Es hat schon etwas ziemlich Skurriles, wenn Mexikos Präsident, Enrique Peña Nieto, nun alle Welt wissen lässt, wie wichtig ihm die Aufklärung des mutmaßlichen Massakers von Iguala sei. Nach dem Angriff hatte er die Angehörigen der Entführten neun Tage alleine gelassen und nutzte das Verschwindenlassen für politische Manöver gegen seinen politischen Gegner Angel Aguirre, den Gouverneur des Bundesstaats Guerrero. Das war nicht verwunderlich, denn der mexikanische Staatschef hat nie ernsthaftes Interesse gezeigt, gegen die korrupten und gewalttätigen Verhältnisse im Land vorzugehen. Die Medien bat er, weniger über zerstückelte Leichen, aufgehängte Körper und Massengräber zu berichten – in der Hoffnung, das Morden so aus dem öffentlichen Bewusstsein zu vertreiben. Hauptsache, die internationale Wahrnehmung stimmte. Doch während Peña Nieto in aller Welt Mexiko als sicheres Investitionsland anpries, ging der Terror weiter. Mehr denn je trifft es jetzt jene, die sich gegen das Geflecht aus korrupten Politikern, legalen Unternehmen und kriminellen Kartellen zur Wehr setzen, etwa kritische Gewerkschafter, Indigene oder Journalisten. Von rechtsstaatlichen Verhältnissen kann keine Rede sein. In Guerrero zum Beispiel kann nur sein Recht verteidigen, wer selbst zur Waffe greift.
So zynisch es klingen mag: Das »Positive« am Fall der 43 Verschwundenen ist, dass dieser bittere Alltag endlich weltweit die Aufmerksamkeit erhält, die er schon lange verdient. Jahrelang versuchten mexikanische Regierungen, die Zigtausenden von Toten und »Verschwundenen« als Mitglieder der Mafia zu denunzieren, ohne wirklich angeben zu können, wer warum zum Opfer wurde. Mit den 43 wohl getöteten oppositionellen Studenten lässt sich diese Lüge nicht mehr aufrechterhalten. Und damit auch nicht die Behauptung, Mexikos Problem sei nur die organisierte Kriminalität. Zu offensichtlich sind die Strukturen des politischen Apparats geworden: ein Bürgermeister, der oppositionelle Störer von seinen Polizisten verhaften lässt; seine Gattin, deren Killertruppe, die »Guerreros Unidos«, die Festgenommen bestialisch hinrichtet; ein Gouverneur, der diesem Treiben seit Jahren zuschaut; und ein Präsident, der, obwohl er genau informiert ist, nichts gegen Straflosigkeit, Korruption und Armut unternimmt. Bestenfalls. Viele seiner Parteifreunde aus der ehemaligen Staatspartei, der Partei der Institutionellen Revolution, sind in das mafiose Geflecht eingebunden, nicht wenige bewegen sich in höchsten Regierungskreisen.
Auch wenn Peña Nieto die Lehramtsanwärter lästig waren, kann ihm an der aktuellen Entwicklung nicht gelegen sein. Die teils militanten Reaktionen von Lehrern, Studenten und weiteren Linken setzen ihm gehörig zu. Es ist nicht auszuschließen, dass die Lage eskaliert. Vor allem aber die internationale Kritik macht dem Staatspräsidenten zu schaffen. Die Uno, die Interamerikanische Menschenrechtskommission, selbst die US-Regierung kritisierten den unzureichenden Einsatz Peña Nietos und dessen Unfähigkeit, Gewalt und Straflosigkeit zu bekämpfen.

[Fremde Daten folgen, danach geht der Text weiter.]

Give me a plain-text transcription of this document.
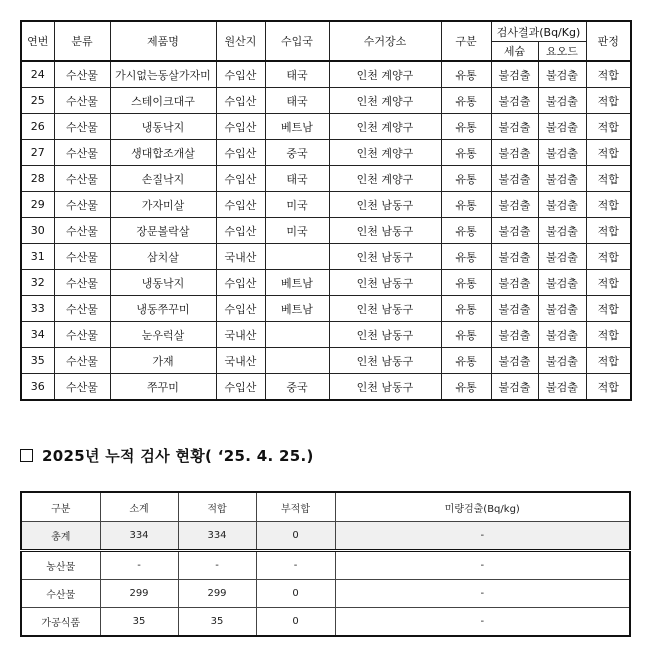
연번	분류	제품명	원산지	수입국	수거장소	구분	검사결과(Bq/Kg)		판정
							세슘	요오드	
24	수산물	가시없는동살가자미	수입산	태국	인천 계양구	유통	불검출	불검출	적합
25	수산물	스테이크대구	수입산	태국	인천 계양구	유통	불검출	불검출	적합
26	수산물	냉동낙지	수입산	베트남	인천 계양구	유통	불검출	불검출	적합
27	수산물	생대합조개살	수입산	중국	인천 계양구	유통	불검출	불검출	적합
28	수산물	손질낙지	수입산	태국	인천 계양구	유통	불검출	불검출	적합
29	수산물	가자미살	수입산	미국	인천 남동구	유통	불검출	불검출	적합
30	수산물	장문볼락살	수입산	미국	인천 남동구	유통	불검출	불검출	적합
31	수산물	삼치살	국내산		인천 남동구	유통	불검출	불검출	적합
32	수산물	냉동낙지	수입산	베트남	인천 남동구	유통	불검출	불검출	적합
33	수산물	냉동쭈꾸미	수입산	베트남	인천 남동구	유통	불검출	불검출	적합
34	수산물	눈우럭살	국내산		인천 남동구	유통	불검출	불검출	적합
35	수산물	가재	국내산		인천 남동구	유통	불검출	불검출	적합
36	수산물	쭈꾸미	수입산	중국	인천 남동구	유통	불검출	불검출	적합
2025년 누적 검사 현황( ‘25. 4. 25.)
구분	소계	적합	부적합	미량검출(Bq/kg)
총계	334	334	0	-
농산물	-	-	-	-
수산물	299	299	0	-
가공식품	35	35	0	-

Einzig das Europaparlament stärkte dem Präsidenten und seinem vermeintlichen Kampf gegen die Mafia den Rücken. Auch Deutschland tat dies. Kein kritisches Wort hat die Regierung Angela Merkels über Mexikos gescheiterte Sicherheitspolitik verloren. Geschweige denn, dass sie Konsequenzen gezogen hätte. Bis heute muss sich der Rüstungskonzern Heckler & Koch nicht vor Gericht verantworten, obwohl deren Waffen illegal nach Guerrero geliefert wurden, wo nun damit Polizisten und Mafiakiller auf ihre Kritiker schießen. Anstatt diese Straflosigkeit zu beenden, setzt die Bundesregierung noch eins drauf: Im Rahmen eines Sicherheitsabkommens sollen demnächst deutsche Polizisten ihre mexikanische Kollegen ausbilden. Da die Besten der Uniformierten bei den Kartellen landen, dürften sich die Kriminellen über die Subventionierung aus Übersee freuen.

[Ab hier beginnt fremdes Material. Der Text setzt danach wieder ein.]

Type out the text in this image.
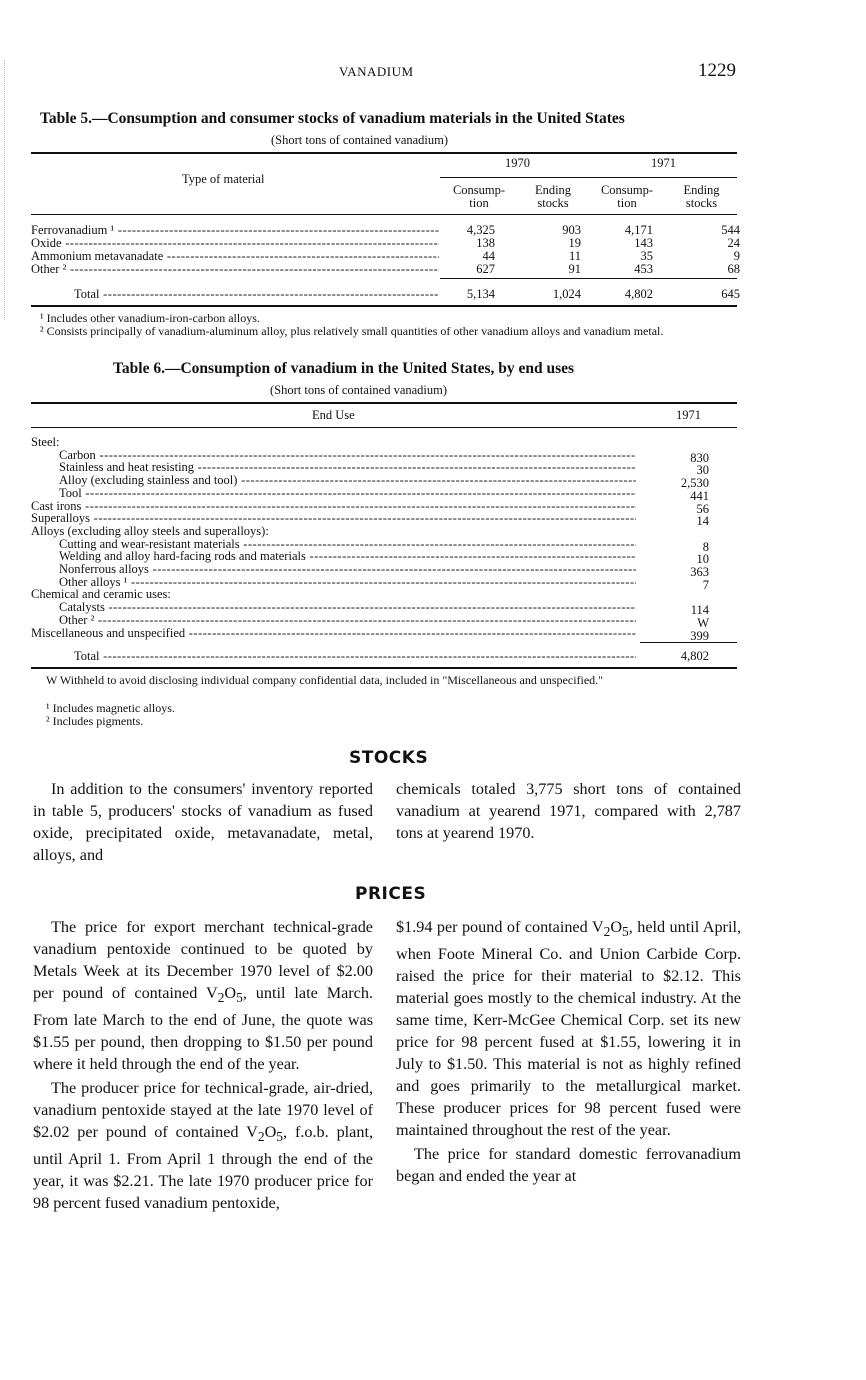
VANADIUM	1229
Table 5.—Consumption and consumer stocks of vanadium materials in the United States
(Short tons of contained vanadium)
Type of material
1970	1971
Consump-
tion
Ending
stocks
Consump-
tion
Ending
stocks
Ferrovanadium ¹ -----	4,325	903	4,171	544
Oxide -----	138	19	143	24
Ammonium metavanadate -----	44	11	35	9
Other ² -----	627	91	453	68
Total -----	5,134	1,024	4,802	645
¹ Includes other vanadium-iron-carbon alloys.
² Consists principally of vanadium-aluminum alloy, plus relatively small quantities of other vanadium alloys and vanadium metal.
Table 6.—Consumption of vanadium in the United States, by end uses
(Short tons of contained vanadium)
End Use	1971
Steel:
Carbon -----	830
Stainless and heat resisting -----	30
Alloy (excluding stainless and tool) -----	2,530
Tool -----	441
Cast irons -----	56
Superalloys -----	14
Alloys (excluding alloy steels and superalloys):
Cutting and wear-resistant materials -----	8
Welding and alloy hard-facing rods and materials -----	10
Nonferrous alloys -----	363
Other alloys ¹ -----	7
Chemical and ceramic uses:
Catalysts -----	114
Other ² -----	W
Miscellaneous and unspecified -----	399
Total -----	4,802
W Withheld to avoid disclosing individual company confidential data, included in "Miscellaneous and unspecified."
¹ Includes magnetic alloys.
² Includes pigments.
STOCKS

In addition to the consumers' inventory reported in table 5, producers' stocks of vanadium as fused oxide, precipitated oxide, metavanadate, metal, alloys, and

chemicals totaled 3,775 short tons of contained vanadium at yearend 1971, compared with 2,787 tons at yearend 1970.

PRICES

The price for export merchant technical-grade vanadium pentoxide continued to be quoted by Metals Week at its December 1970 level of $2.00 per pound of contained $V_2O_5$, until late March. From late March to the end of June, the quote was $1.55 per pound, then dropping to $1.50 per pound where it held through the end of the year.

The producer price for technical-grade, air-dried, vanadium pentoxide stayed at the late 1970 level of $2.02 per pound of contained $V_2O_5$, f.o.b. plant, until April 1. From April 1 through the end of the year, it was $2.21. The late 1970 producer price for 98 percent fused vanadium pentoxide,

$1.94 per pound of contained $V_2O_5$, held until April, when Foote Mineral Co. and Union Carbide Corp. raised the price for their material to $2.12. This material goes mostly to the chemical industry. At the same time, Kerr-McGee Chemical Corp. set its new price for 98 percent fused at $1.55, lowering it in July to $1.50. This material is not as highly refined and goes primarily to the metallurgical market. These producer prices for 98 percent fused were maintained throughout the rest of the year.

The price for standard domestic ferrovanadium began and ended the year at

Das Gegenteil wäre richtig: Sowohl die EU als auch Deutschland müssten jede Kooperation mit dem Mafia-Staat Mexiko beenden, solange die Regierung keine Fortschritte im Kampf gegen das Morden und Verschwindenlassen vorweisen kann. Denn Peña Nietos Verhalten seit dem mutmaßlichen Massaker hat gezeigt: Ohne den Druck von der Straße und politische sowie wirtschaftliche Sanktionen aus dem Ausland wird sich nichts bewegen. Das ist die einzige Sprache, die er versteht.